Unfortunately as well the description for the film kind of gives the game away, which seems a little odd. The basic premise is that Kirsty's husband has survived a crash which kills his wife, he tries to get on with his life but is plagued by terrible visions. He's also plagued by lovely women throwing themselves at him. At first I thought it was simply a blatant act to add some sex to the film, but after the reveal it does make a kind of sense.
There's a detective trying to get to the truth of what happened in the crash (Kirsty's body has not been found) as well as a strangely behaving co-worker. The story comes together in bits and pieces, it doesn't really stand out as something special, although it's not terrible either.
The real problem is that it doesn't feel like a Hellraiser film (considering some of the sequels I can see why - although the first two are excellent horror films), you get some flashes of Pinhead and the other cenobites and it all does become clear by the end, so it does fit, but doesn't quite work.
It feels like this is an attempt to fit the Hellraiser mythos into a more cerebral horror and it's a fair attempt, the issue for me is that it doesn't sit well with the more visceral nature of Pinhead and his companions.

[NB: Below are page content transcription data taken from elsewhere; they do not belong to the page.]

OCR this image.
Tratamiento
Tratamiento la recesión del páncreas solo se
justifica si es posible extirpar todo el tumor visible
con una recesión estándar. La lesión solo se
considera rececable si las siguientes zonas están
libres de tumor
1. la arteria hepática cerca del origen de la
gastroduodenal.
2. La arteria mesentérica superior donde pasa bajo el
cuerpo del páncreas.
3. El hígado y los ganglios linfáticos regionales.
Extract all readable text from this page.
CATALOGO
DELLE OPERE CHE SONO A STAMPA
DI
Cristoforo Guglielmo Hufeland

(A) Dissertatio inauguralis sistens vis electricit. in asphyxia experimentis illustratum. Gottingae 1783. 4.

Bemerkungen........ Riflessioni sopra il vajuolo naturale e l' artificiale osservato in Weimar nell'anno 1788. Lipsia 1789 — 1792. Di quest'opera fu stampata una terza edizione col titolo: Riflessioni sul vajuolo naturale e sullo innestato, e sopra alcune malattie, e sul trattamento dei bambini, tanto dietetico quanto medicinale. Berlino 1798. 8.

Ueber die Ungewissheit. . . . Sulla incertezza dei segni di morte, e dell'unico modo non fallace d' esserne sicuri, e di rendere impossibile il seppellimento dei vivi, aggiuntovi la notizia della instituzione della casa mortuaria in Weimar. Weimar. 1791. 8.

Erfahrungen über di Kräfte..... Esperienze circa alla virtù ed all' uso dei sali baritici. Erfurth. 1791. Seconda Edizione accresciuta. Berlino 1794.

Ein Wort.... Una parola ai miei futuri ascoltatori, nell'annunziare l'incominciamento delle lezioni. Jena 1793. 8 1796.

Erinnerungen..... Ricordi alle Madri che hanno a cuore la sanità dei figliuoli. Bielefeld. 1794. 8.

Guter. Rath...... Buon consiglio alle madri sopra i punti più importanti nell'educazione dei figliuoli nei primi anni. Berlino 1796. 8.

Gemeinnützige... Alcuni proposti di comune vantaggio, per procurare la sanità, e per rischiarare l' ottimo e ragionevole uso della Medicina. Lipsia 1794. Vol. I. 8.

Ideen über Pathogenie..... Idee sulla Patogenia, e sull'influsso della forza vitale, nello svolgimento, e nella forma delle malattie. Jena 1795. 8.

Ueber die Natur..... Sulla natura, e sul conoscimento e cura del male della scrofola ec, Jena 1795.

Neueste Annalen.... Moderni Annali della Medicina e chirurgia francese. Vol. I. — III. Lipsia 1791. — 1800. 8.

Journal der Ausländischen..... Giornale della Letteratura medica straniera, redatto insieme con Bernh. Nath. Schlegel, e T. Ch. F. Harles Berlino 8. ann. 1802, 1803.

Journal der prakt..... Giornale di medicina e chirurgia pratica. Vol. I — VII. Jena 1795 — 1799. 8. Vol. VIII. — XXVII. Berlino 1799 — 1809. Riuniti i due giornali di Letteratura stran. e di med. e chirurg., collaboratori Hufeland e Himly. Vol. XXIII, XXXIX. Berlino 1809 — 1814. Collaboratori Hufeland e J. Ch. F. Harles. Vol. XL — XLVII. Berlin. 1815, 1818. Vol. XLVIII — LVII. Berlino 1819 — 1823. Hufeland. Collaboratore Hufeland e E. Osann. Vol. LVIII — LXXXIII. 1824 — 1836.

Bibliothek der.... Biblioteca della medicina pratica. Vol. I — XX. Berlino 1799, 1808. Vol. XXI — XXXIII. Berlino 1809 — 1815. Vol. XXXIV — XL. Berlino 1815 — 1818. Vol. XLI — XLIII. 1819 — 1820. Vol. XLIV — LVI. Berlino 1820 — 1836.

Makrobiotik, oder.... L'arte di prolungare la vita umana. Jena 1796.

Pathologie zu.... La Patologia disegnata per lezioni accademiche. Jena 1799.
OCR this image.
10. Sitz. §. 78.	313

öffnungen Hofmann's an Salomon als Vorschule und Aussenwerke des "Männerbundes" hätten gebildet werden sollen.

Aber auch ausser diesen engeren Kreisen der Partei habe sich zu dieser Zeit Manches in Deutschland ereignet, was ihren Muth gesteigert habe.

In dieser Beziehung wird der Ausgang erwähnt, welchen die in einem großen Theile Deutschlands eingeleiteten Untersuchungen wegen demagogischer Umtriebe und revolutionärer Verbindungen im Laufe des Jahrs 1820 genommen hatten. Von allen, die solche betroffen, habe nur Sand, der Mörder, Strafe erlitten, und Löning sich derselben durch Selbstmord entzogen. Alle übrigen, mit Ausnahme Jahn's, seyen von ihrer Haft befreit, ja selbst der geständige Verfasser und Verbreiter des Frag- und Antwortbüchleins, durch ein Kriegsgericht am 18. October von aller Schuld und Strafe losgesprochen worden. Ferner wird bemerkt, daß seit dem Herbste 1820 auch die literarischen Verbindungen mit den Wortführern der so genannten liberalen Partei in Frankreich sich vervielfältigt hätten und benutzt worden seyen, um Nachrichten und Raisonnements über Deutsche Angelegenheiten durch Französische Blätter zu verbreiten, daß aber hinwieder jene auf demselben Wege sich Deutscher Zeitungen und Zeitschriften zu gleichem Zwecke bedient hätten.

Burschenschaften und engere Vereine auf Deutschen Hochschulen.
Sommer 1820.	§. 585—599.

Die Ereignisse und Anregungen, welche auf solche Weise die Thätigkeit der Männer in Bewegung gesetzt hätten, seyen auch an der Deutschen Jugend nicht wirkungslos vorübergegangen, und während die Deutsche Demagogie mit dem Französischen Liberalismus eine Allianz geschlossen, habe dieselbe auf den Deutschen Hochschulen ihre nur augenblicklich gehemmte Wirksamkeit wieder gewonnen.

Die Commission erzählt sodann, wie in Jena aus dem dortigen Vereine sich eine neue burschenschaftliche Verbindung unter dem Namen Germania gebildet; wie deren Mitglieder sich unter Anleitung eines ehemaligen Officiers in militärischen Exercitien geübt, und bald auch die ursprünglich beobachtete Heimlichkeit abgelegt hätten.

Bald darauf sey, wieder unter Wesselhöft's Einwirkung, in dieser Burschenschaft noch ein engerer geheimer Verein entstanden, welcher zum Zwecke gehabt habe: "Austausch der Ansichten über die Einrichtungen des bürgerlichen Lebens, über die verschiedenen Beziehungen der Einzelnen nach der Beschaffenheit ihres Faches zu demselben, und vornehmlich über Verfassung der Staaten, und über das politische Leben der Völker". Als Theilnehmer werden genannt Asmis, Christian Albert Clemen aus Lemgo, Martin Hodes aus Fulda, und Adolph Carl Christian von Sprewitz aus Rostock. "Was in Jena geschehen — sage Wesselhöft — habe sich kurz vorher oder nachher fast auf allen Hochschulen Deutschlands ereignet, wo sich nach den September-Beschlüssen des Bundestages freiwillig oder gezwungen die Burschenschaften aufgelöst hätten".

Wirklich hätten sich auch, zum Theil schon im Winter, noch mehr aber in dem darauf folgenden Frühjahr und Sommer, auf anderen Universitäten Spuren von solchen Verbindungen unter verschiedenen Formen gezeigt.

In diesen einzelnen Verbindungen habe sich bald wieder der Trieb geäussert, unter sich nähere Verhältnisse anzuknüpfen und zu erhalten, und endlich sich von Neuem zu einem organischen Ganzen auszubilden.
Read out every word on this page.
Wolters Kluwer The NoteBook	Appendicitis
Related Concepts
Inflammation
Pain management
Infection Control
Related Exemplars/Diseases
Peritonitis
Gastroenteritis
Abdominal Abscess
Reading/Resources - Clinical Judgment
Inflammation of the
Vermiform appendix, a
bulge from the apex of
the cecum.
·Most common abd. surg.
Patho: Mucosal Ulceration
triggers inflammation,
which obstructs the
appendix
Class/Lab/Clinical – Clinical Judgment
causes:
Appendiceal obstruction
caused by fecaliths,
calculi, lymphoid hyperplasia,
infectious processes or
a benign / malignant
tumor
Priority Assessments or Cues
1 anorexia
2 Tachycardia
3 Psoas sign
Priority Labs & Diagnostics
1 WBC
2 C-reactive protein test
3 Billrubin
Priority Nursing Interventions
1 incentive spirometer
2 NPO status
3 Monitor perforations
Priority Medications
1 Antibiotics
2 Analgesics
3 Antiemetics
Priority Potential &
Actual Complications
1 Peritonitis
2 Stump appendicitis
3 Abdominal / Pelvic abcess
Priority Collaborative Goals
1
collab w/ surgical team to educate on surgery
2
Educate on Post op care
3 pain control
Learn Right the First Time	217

It might have been better to have made this as a stand alone film, rather than a Hellraiser sequel, but it is what it is and what we have is an ok film that doesn't really build on the mythos.
Pinhead (Doug Bradley) makes another unwelcome return in this, the sixth film in the 'Hellraiser' franchise. After the puzzle box is once again solved and the forces of Hell are set to be unleashed on Earth, Kirsty Cotton (Ashley Laurence), the only one to ever defeat Pinhead, returns to do battle with her former nemesis.